Dr. Mary Tinetti, an international expert on the effects of falls in the elderly and on home-based rehabilitation for older adults, proposed a new alternative model of care. She is encouraging health care providers to look at the "complex interaction among genetic, lifestyle, cognitive, environmental, cultural, and psychosocial factors when diagnosing a patient". She notes that lifestyle-related issues such as exercise and diet clearly play a major role in the treatment plan for newly disabled individuals.

This alternative model of care would require a change in the current reimbursement system. Providing education about necessary lifestyle changes is not enough to keep an individual enrolled in a skilled rehabilitation program, and therefore many patients re-enter the community prematurely. The majority of rehabilitation professionals are extremely strong patient advocates, but are often faced with conflicting pressures about productivity, reimbursement from third party payers, and detailed regulations by agencies such as Medicare, JCAHO, HCFA, and OSHA. These governing bodies serve as watchdogs to the medical industry to prevent harm and misconduct to the patients, as well as to expose fraudulent health care providers. More often than not, individuals who do not clearly fit into the medical model dictated by these existing organizations or who cannot advocate for themselves often fall through the cracks of this system. This system was designed to work well for the patient with straightforward diagnoses such as a hip fracture. These patients usually move smoothly through our system. However, the current system does not work as well with patients who have multiple issues such as a patient with a hip fracture who is also paraplegic.

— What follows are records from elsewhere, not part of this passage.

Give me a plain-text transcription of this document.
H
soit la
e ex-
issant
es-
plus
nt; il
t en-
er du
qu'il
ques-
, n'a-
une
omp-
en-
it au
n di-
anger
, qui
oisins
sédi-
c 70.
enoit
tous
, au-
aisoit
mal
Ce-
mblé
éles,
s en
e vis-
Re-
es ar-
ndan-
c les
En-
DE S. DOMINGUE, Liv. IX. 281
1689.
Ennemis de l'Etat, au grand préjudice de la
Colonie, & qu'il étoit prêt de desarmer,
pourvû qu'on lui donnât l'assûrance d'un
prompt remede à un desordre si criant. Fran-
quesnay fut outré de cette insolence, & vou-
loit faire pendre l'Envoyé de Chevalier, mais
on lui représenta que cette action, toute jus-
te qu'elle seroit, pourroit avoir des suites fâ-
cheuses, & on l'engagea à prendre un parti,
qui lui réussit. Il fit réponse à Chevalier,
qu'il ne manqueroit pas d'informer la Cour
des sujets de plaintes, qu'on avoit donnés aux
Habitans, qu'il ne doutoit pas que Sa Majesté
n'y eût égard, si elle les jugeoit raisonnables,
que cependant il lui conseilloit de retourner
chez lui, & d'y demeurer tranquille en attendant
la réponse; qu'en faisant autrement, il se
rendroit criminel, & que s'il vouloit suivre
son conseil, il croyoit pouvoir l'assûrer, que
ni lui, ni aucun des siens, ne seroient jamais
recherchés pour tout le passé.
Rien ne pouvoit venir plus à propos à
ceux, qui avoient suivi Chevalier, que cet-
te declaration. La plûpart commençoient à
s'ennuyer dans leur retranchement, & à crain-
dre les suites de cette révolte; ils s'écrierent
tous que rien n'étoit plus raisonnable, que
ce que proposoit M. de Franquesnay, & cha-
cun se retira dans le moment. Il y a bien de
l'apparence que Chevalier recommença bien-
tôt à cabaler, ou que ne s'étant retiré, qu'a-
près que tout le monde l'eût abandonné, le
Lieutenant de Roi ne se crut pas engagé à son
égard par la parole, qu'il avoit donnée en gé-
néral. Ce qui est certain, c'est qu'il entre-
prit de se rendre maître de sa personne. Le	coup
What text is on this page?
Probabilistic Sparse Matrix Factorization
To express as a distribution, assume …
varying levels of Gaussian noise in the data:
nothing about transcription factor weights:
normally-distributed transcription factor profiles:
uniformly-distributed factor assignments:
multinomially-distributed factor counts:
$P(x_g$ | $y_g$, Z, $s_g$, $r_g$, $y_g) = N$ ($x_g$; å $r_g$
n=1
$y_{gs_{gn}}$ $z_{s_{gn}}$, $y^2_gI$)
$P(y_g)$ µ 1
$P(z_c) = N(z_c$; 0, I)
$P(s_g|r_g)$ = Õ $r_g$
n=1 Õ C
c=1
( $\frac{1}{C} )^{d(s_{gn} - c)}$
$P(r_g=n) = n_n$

Physical therapists as well as other rehabilitation professionals are constantly forced to discharge patients from the medical system because the individuals no longer meet the stringent, and rigid criteria of these governing bodies or reimbursement organizations. Discharging patients under these circumstances does not adequately reflect whether or not the patient has met their personal goals. Instead, it reflects a model of care dictating specific treatment based on diagnoses instead of allowing the individual and health care professional to make these decisions based on the actual needs and wishes of the patient.

An example of this disconnect is seen with the need to educate and inform patients about existing exercise and recreational programs within the community. "Health promotion activities are critical for people with disabilities who are prone to have a more sedentary lifestyle and have a tendency for under, over, or misuse of various muscle groups." Enrolling in some sort of exercise program or recreational activity is just as important for some patients leaving the medical system as taking their prescribed daily medication. The need of patients to participate in fitness programs is often overlooked by the current medical model, especially for individuals with specific disabilities. "Often exercise regimens are recommended for discharged patients as a way to maintain gains during treatment and not as an avenue of fitness." The majority of patients leave the medical system with few resources and little guidance about what recreational programs and community services are available within their community and are left to research available programs on their own. This trend is unfortunate because "participating in recreation activities has been found to be an important factor in successful community adjustment."

"The laws have paved the way for people with disabilities to live, learn, work, and recreate in settings alongside peers without disabilities," but the links between the traditional medical system, rehabilitation services and the community are fragmented or have yet to be built at all. Ultimately, we as rehab professionals provide a strong foundation and necessary structure to our patient's lives when everything seems to be out of control. We offer guidance and assist them through the initial phase of recovery, but often we do not provide effective connections that lead our patients back to life as unique and successful individuals within their own communities.